# white DECA obsolete?



## matt (Jan 12, 2010)

I ordered a new card for a DVR for my parents tonight and asked about getting a DECA adapter straight from them instead of ebay and the seemingly knowledgeable ACDT rep told me the while DECAs are not being used anymore.

She told me some HSPs still have a bunch of them, so they are still making their way out, but the broadband DECA will be replacing them and each receiver will no longer power their respective DECA.

She told me the white ones were basically thrown together. 

Any truth to this? It seems strange they would want to put a 2-way splitter at every STB to do it this way. I don't believe it, but I thought I would ask... even though I think I already know the answer.

We all know how reps get confused sometimes so FWIW or whatever.  I will be using a white DECA from ebay, BTW...


----------



## dsw2112 (Jun 13, 2009)

Just doesn't hold water. The added DB loss with a 2-way at every box would cause massive headaches.... :nono2:

The new design makes sense as a broadband DECA and nothing more.


----------



## hilmar2k (Mar 18, 2007)

I'm calling shenanigans.


----------



## matt (Jan 12, 2010)

She insisted if I ordered one from here, an install visit was forced. :shrug:

I don't really care, it would have just been handy to have it all done in one call.


----------



## hdtvfan0001 (Jul 28, 2004)

I call misinformation.

The white DECA units work mighty fine, and have done so in testing and production now for quite some time - no issues. They will continue to do so for some time as well.

Fact is, its simply a case of migrating to a different looking unit, one which is zoned in on just serving that specific role. Also nothing wrong with that.

As the Hx24 HD receivers and HD DVRs get into the field more and more, and require no external DECAs for those units, the demand for DECAs in general *over time *will diminish, leaving the primary need for the Broadband connection as the lead device location for any DECA.


----------



## RobertE (Jun 10, 2006)

Just another case of a csr having no clue what they are talking about. :nono:


----------



## hilmar2k (Mar 18, 2007)

matt1124 said:


> She insisted if I ordered one from here, an install visit was forced. :shrug:
> 
> I don't really care, it would have just been handy to have it all done in one call.

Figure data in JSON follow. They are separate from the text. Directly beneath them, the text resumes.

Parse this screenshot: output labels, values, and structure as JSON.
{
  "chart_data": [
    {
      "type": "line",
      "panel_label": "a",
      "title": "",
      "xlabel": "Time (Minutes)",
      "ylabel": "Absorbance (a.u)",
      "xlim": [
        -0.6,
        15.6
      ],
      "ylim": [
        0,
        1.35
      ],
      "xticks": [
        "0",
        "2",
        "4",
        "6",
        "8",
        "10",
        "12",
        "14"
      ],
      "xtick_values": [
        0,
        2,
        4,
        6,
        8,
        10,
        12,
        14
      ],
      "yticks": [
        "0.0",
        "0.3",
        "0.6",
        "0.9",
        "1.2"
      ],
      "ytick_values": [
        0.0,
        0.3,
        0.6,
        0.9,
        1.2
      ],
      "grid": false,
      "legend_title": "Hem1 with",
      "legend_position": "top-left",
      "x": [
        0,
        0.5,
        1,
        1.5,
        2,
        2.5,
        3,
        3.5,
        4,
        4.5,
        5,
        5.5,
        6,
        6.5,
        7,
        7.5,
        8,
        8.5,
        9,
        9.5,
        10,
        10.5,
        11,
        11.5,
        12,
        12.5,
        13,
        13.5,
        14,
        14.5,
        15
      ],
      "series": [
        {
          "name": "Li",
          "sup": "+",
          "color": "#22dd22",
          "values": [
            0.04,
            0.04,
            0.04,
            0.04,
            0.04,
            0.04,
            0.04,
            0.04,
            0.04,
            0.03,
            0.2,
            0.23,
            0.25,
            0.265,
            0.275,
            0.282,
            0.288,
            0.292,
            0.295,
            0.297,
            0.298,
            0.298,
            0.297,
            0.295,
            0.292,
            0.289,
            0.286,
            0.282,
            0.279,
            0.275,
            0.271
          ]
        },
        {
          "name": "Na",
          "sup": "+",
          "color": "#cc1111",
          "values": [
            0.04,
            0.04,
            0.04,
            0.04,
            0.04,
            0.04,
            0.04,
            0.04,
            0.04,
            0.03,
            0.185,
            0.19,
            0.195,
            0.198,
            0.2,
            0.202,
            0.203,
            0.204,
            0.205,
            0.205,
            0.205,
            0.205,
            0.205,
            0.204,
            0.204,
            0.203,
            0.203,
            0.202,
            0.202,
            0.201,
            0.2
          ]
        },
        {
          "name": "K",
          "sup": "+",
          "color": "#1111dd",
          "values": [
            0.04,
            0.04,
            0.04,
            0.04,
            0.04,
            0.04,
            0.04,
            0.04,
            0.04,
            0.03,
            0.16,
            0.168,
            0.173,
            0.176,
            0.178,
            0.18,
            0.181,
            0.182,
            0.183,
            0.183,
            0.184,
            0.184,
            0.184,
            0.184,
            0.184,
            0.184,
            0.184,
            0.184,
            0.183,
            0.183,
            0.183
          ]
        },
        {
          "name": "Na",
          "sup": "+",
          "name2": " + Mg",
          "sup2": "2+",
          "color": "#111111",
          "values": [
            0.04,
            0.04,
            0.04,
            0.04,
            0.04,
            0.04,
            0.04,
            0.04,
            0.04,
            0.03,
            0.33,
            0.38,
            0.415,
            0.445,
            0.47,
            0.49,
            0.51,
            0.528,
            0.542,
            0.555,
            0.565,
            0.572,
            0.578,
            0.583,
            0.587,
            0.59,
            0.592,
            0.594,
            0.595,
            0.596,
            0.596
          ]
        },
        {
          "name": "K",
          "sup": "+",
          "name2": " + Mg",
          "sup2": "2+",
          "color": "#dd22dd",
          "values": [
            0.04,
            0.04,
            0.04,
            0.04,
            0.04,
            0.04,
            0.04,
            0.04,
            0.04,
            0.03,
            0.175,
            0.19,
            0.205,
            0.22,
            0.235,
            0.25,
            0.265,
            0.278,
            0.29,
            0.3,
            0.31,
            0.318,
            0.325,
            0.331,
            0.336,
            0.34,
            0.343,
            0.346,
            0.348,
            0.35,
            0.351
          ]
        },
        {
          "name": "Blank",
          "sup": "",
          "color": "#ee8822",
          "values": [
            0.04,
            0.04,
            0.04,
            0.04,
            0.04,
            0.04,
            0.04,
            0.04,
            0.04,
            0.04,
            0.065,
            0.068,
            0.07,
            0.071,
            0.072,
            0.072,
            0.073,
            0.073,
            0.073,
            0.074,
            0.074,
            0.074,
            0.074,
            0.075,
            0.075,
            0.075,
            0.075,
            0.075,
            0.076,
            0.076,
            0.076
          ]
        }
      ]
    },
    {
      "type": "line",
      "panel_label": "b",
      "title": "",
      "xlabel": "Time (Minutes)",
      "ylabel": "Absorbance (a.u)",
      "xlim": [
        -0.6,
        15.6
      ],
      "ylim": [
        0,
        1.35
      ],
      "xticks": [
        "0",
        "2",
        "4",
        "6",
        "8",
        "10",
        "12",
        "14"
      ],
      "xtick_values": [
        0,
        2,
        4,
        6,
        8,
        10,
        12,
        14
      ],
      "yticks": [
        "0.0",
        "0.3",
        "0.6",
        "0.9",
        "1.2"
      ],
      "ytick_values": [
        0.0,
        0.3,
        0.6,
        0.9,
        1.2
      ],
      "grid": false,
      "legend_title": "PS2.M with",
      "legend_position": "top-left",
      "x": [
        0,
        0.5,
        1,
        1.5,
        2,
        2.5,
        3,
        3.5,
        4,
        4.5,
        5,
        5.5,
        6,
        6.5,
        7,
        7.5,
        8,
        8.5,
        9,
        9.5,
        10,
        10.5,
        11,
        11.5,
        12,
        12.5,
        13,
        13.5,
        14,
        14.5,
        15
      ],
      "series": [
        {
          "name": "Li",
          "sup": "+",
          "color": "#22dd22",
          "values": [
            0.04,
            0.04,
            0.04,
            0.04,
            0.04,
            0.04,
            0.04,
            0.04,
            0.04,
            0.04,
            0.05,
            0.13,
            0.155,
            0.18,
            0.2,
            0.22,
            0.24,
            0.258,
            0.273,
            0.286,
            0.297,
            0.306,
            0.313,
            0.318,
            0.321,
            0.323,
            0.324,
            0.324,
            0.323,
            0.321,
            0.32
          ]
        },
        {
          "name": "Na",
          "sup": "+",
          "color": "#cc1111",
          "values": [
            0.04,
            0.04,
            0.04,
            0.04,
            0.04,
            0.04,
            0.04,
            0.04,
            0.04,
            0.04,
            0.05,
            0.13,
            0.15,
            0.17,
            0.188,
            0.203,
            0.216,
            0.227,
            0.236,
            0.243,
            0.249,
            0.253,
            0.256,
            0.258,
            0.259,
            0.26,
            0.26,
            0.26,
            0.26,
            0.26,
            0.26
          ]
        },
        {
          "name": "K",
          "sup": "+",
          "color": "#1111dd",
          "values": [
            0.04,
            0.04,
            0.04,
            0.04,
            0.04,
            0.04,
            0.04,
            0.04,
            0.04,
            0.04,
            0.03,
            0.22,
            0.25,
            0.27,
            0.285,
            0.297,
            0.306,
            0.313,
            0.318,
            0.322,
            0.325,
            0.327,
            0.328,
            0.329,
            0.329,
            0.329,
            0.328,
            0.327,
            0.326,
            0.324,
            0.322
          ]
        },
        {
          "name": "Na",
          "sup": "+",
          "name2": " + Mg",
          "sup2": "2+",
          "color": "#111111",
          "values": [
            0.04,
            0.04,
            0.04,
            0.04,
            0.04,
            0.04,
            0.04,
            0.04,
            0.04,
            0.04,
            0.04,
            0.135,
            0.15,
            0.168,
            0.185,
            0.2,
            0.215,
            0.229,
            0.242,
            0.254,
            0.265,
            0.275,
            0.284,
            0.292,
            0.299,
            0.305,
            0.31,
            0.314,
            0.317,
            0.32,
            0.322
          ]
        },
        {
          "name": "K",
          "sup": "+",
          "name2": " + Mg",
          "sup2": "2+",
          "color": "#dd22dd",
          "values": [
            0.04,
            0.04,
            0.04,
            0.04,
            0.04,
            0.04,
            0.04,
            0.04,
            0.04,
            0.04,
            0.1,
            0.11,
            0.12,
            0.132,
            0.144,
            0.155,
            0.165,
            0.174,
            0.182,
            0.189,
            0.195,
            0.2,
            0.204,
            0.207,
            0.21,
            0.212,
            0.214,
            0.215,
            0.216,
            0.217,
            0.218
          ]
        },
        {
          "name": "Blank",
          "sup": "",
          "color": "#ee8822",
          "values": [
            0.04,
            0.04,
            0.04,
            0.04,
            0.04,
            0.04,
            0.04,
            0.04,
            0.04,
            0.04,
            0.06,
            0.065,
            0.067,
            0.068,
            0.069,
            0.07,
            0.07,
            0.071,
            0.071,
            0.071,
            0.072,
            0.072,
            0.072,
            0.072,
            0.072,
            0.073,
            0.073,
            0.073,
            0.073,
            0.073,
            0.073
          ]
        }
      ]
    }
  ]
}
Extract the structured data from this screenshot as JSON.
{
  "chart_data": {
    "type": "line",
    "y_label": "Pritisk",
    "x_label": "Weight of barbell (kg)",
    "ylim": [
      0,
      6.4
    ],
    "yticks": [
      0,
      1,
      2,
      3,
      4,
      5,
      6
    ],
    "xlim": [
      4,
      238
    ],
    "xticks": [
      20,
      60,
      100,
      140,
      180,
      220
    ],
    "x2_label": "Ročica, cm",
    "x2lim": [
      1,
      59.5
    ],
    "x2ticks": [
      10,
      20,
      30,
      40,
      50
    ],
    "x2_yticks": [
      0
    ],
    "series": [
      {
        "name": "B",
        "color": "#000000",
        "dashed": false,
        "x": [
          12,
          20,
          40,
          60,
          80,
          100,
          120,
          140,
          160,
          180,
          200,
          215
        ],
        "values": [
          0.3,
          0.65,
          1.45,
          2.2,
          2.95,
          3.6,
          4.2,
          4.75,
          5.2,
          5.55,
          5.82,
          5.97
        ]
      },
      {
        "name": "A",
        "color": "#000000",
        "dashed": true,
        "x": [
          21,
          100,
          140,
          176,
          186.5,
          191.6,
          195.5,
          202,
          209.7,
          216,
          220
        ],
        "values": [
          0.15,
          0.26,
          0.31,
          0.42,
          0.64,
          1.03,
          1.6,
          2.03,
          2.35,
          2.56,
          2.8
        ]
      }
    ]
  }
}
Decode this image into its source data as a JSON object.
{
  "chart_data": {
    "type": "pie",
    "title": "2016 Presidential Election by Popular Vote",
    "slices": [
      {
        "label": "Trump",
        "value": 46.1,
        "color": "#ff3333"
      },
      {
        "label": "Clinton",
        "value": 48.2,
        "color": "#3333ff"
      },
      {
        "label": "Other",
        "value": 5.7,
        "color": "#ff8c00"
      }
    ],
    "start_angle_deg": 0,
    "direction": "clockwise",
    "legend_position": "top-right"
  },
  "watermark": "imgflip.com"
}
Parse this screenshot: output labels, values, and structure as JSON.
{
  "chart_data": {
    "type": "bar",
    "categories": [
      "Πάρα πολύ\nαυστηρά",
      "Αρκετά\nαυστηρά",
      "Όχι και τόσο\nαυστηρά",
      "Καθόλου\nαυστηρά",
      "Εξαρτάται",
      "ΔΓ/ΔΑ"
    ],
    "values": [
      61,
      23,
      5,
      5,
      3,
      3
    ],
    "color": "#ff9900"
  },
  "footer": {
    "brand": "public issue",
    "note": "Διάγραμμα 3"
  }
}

I'm sure you could find a DECA adapter in the Buy/Sell/Trade forum.


----------



## SteinyD (Nov 17, 2006)

Just had my install / upgrade (existing customer) done this past Saturday. White DECA devices behind each STB. All MRV working as expected. Dual tuners working as expected. No performance issues, no lag, etc. Not sure they knew what they were talking about.


----------



## Eskimo (Aug 2, 2010)

SteinyD said:


> Just had my install / upgrade (existing customer) done this past Saturday. White DECA devices behind each STB. All MRV working as expected. Dual tuners working as expected. No performance issues, no lag, etc. Not sure they knew what they were talking about.


You got DECA boxes behind your HR24's, or just behind the single HR21?

Back to the OP, it sounds like they were confusing the built-in DECA of the H24-series with not using a certain DECA at every STB?


----------



## veryoldschool (Dec 10, 2006)

Eskimo said:


> Back to the OP, it sounds like they were confusing the built-in DECA of the H24-series with not using a certain DECA at every STB?


"Or" they mixed up the old use of the white DECA & PI being used for the router bridge and the new BB DECA that has replaced it.


----------